What is a Career Anyway?
I was reading the latest edition of Work in Progress, where Al tries to explain how much the idea of a career isn’t what it once was, but I’m going to disagree with this bit a little:
For many Boomers, Gen X’ers, and Millennials, the playbook for choosing a career was to go to college, get a degree, and choose a job that you could get, and then over time, it could turn into a career until you retire. While there are variations of this, this was a generally accepted norm. Basically, in college, you decide what you are going to be, and then you grow and build a career in that for the rest of your life.
I do agree that was the playbook we were taught, but I’m not at all convinced that this has been the reality for many of us. Probably most of us don’t have a career that matches that description either.
I’m solidly GenX. Since leaving college I’ve worked for 12 different organizations and had 17 different jobs thanks to internal job moves as well. (I’m currently looking for the next one too.) Since 2007, I’ve worked in an industry, eDiscovery, that didn’t exist when I was in college.

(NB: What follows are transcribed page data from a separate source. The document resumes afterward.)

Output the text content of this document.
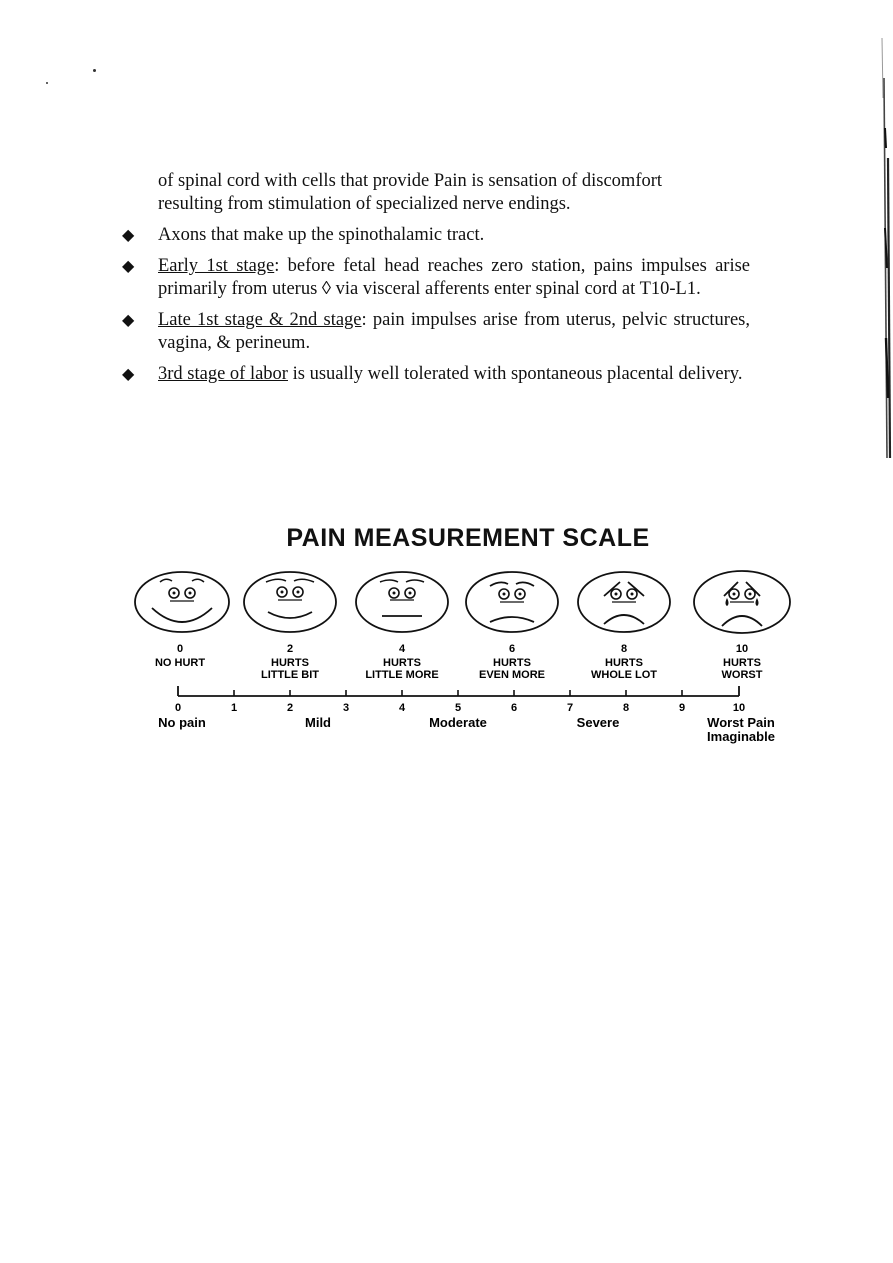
of spinal cord with cells that provide Pain is sensation of discomfort
resulting from stimulation of specialized nerve endings.

◆ Axons that make up the spinothalamic tract.

◆ Early 1st stage: before fetal head reaches zero station, pains impulses arise primarily from uterus ◊ via visceral afferents enter spinal cord at T10-L1.

◆ Late 1st stage & 2nd stage: pain impulses arise from uterus, pelvic structures, vagina, & perineum.

◆ 3rd stage of labor is usually well tolerated with spontaneous placental delivery.

PAIN MEASUREMENT SCALE
0
NO HURT
2
HURTS
LITTLE BIT
4
HURTS
LITTLE MORE
6
HURTS
EVEN MORE
8
HURTS
WHOLE LOT
10
HURTS
WORST
0	1	2	3	4	5	6	7	8	9	10
No pain	Mild	Moderate	Severe	Worst Pain
Imaginable
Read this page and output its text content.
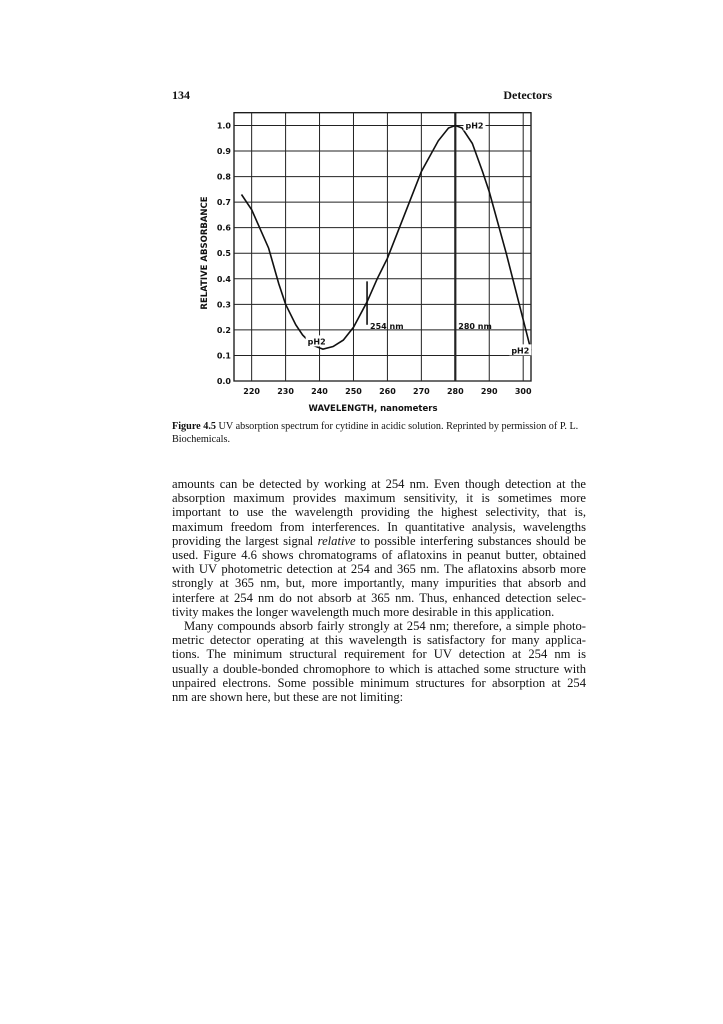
134	Detectors
220 230 240 250 260 270 280 290 300
0.0
0.1
0.2
0.3
0.4
0.5
0.6
0.7
0.8
0.9
1.0
254 nm	280 nm
pH2
pH2
pH2
WAVELENGTH, nanometers
RELATIVE ABSORBANCE
Figure 4.5 UV absorption spectrum for cytidine in acidic solution. Reprinted by permission of P. L. Biochemicals.

amounts can be detected by working at 254 nm. Even though detection at the

absorption maximum provides maximum sensitivity, it is sometimes more

important to use the wavelength providing the highest selectivity, that is,

maximum freedom from interferences. In quantitative analysis, wavelengths

providing the largest signal relative to possible interfering substances should be

used. Figure 4.6 shows chromatograms of aflatoxins in peanut butter, obtained

with UV photometric detection at 254 and 365 nm. The aflatoxins absorb more

strongly at 365 nm, but, more importantly, many impurities that absorb and

interfere at 254 nm do not absorb at 365 nm. Thus, enhanced detection selec-

tivity makes the longer wavelength much more desirable in this application.

Many compounds absorb fairly strongly at 254 nm; therefore, a simple photo-

metric detector operating at this wavelength is satisfactory for many applica-

tions. The minimum structural requirement for UV detection at 254 nm is

usually a double-bonded chromophore to which is attached some structure with

unpaired electrons. Some possible minimum structures for absorption at 254

nm are shown here, but these are not limiting:
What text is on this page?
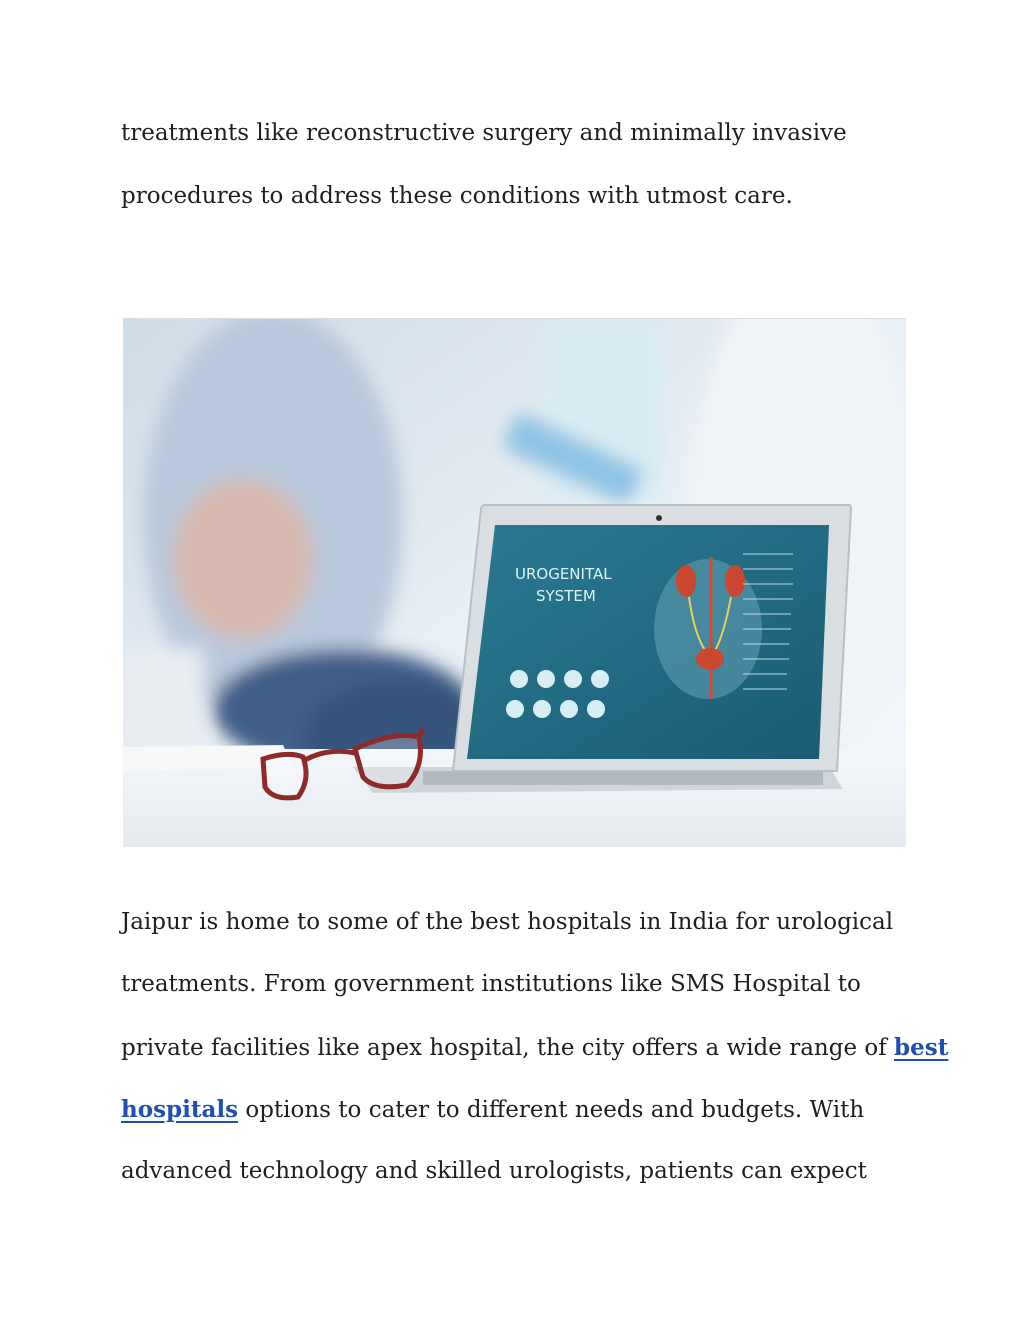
treatments like reconstructive surgery and minimally invasive
procedures to address these conditions with utmost care.
UROGENITAL
SYSTEM
Jaipur is home to some of the best hospitals in India for urological
treatments. From government institutions like SMS Hospital to
private facilities like apex hospital, the city offers a wide range of best
hospitals options to cater to different needs and budgets. With
advanced technology and skilled urologists, patients can expect
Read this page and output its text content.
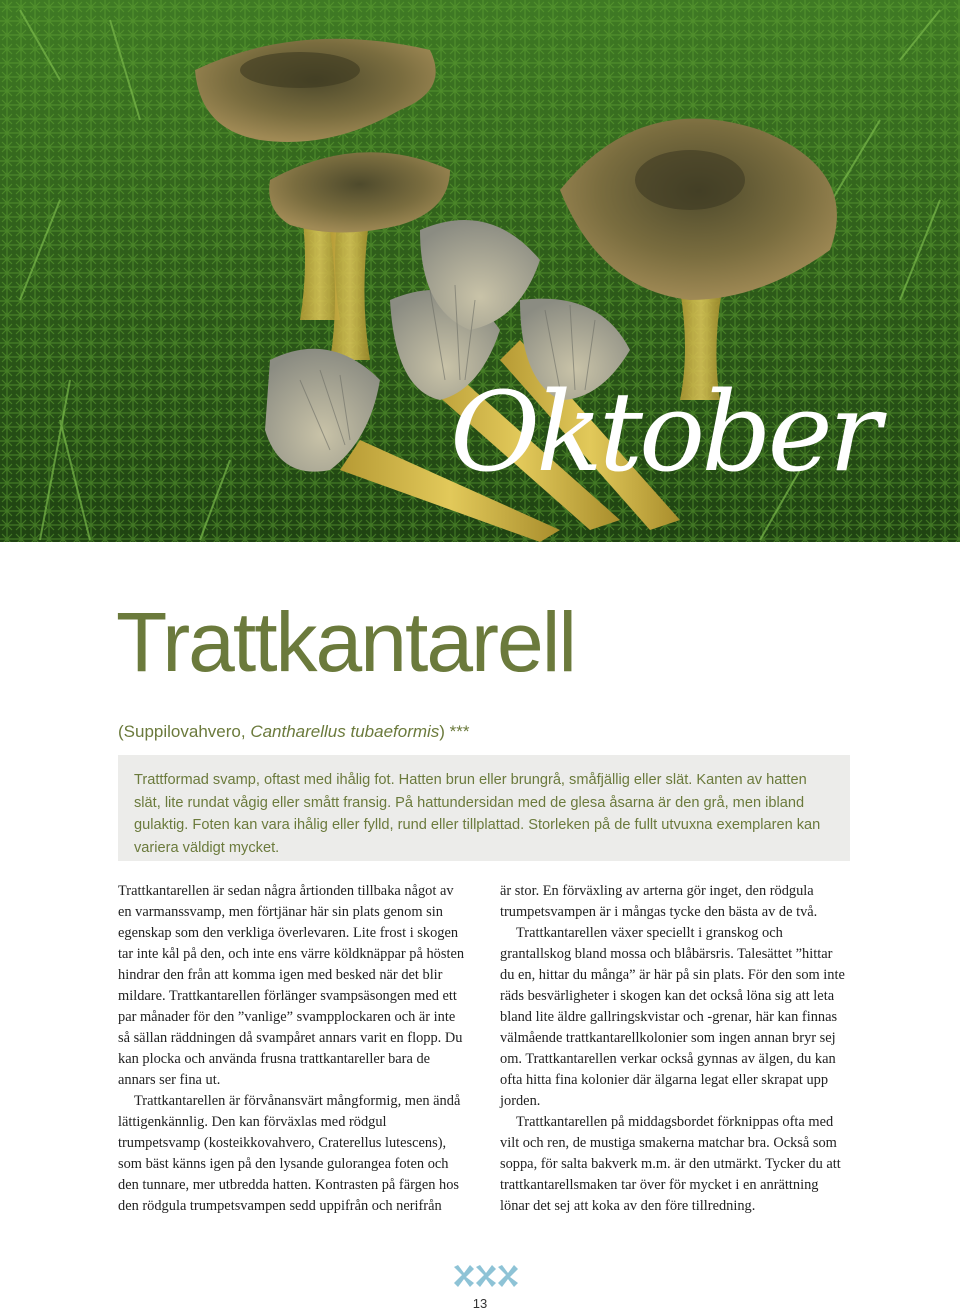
Oktober
Trattkantarell

(Suppilovahvero, Cantharellus tubaeformis) ***

Trattformad svamp, oftast med ihålig fot. Hatten brun eller brungrå, småfjällig eller slät. Kanten av hatten slät, lite rundat vågig eller smått fransig. På hattundersidan med de glesa åsarna är den grå, men ibland gulaktig. Foten kan vara ihålig eller fylld, rund eller tillplattad. Storleken på de fullt utvuxna exemplaren kan variera väldigt mycket.

Trattkantarellen är sedan några årtionden tillbaka något av en varmanssvamp, men förtjänar här sin plats genom sin egenskap som den verkliga överlevaren. Lite frost i skogen tar inte kål på den, och inte ens värre köldknäppar på hösten hindrar den från att komma igen med besked när det blir mildare. Trattkantarellen förlänger svampsäsongen med ett par månader för den ”vanlige” svampplockaren och är inte så sällan räddningen då svampåret annars varit en flopp. Du kan plocka och använda frusna trattkantareller bara de annars ser fina ut.

Trattkantarellen är förvånansvärt mångformig, men ändå lättigenkännlig. Den kan förväxlas med rödgul trumpetsvamp (kosteikkovahvero, Craterellus lutescens), som bäst känns igen på den lysande gulorangea foten och den tunnare, mer utbredda hatten. Kontrasten på färgen hos den rödgula trumpetsvampen sedd uppifrån och nerifrån

är stor. En förväxling av arterna gör inget, den rödgula trumpetsvampen är i mångas tycke den bästa av de två.

Trattkantarellen växer speciellt i granskog och grantallskog bland mossa och blåbärsris. Talesättet ”hittar du en, hittar du många” är här på sin plats. För den som inte räds besvärligheter i skogen kan det också löna sig att leta bland lite äldre gallringskvistar och -grenar, här kan finnas välmående trattkantarellkolonier som ingen annan bryr sej om. Trattkantarellen verkar också gynnas av älgen, du kan ofta hitta fina kolonier där älgarna legat eller skrapat upp jorden.

Trattkantarellen på middagsbordet förknippas ofta med vilt och ren, de mustiga smakerna matchar bra. Också som soppa, för salta bakverk m.m. är den utmärkt. Tycker du att trattkantarellsmaken tar över för mycket i en anrättning lönar det sej att koka av den före tillredning.

13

The idea that I would leave college knowing what I wanted to do, find a company to dedicate myself to, and spend my adulthood doing that thing is a joke to me. It’s been an unrealistic expectation for a long time. GenZ is just the first generation where we stopped even trying to convince them of it because it’s become too obvious.
As Al goes on to detail, change happens too fast and your career needs to change along with it. Your career is very likely to be non-linear, and it needs to be self-driven. That’s just the reality of work now. It puts more responsibility in our own hands, a responsibility that has truly been in our hands for a long time. It also creates a lot of opportunity when we accept that there is likely no ladder to climb.
How will we take advantage of those opportunities?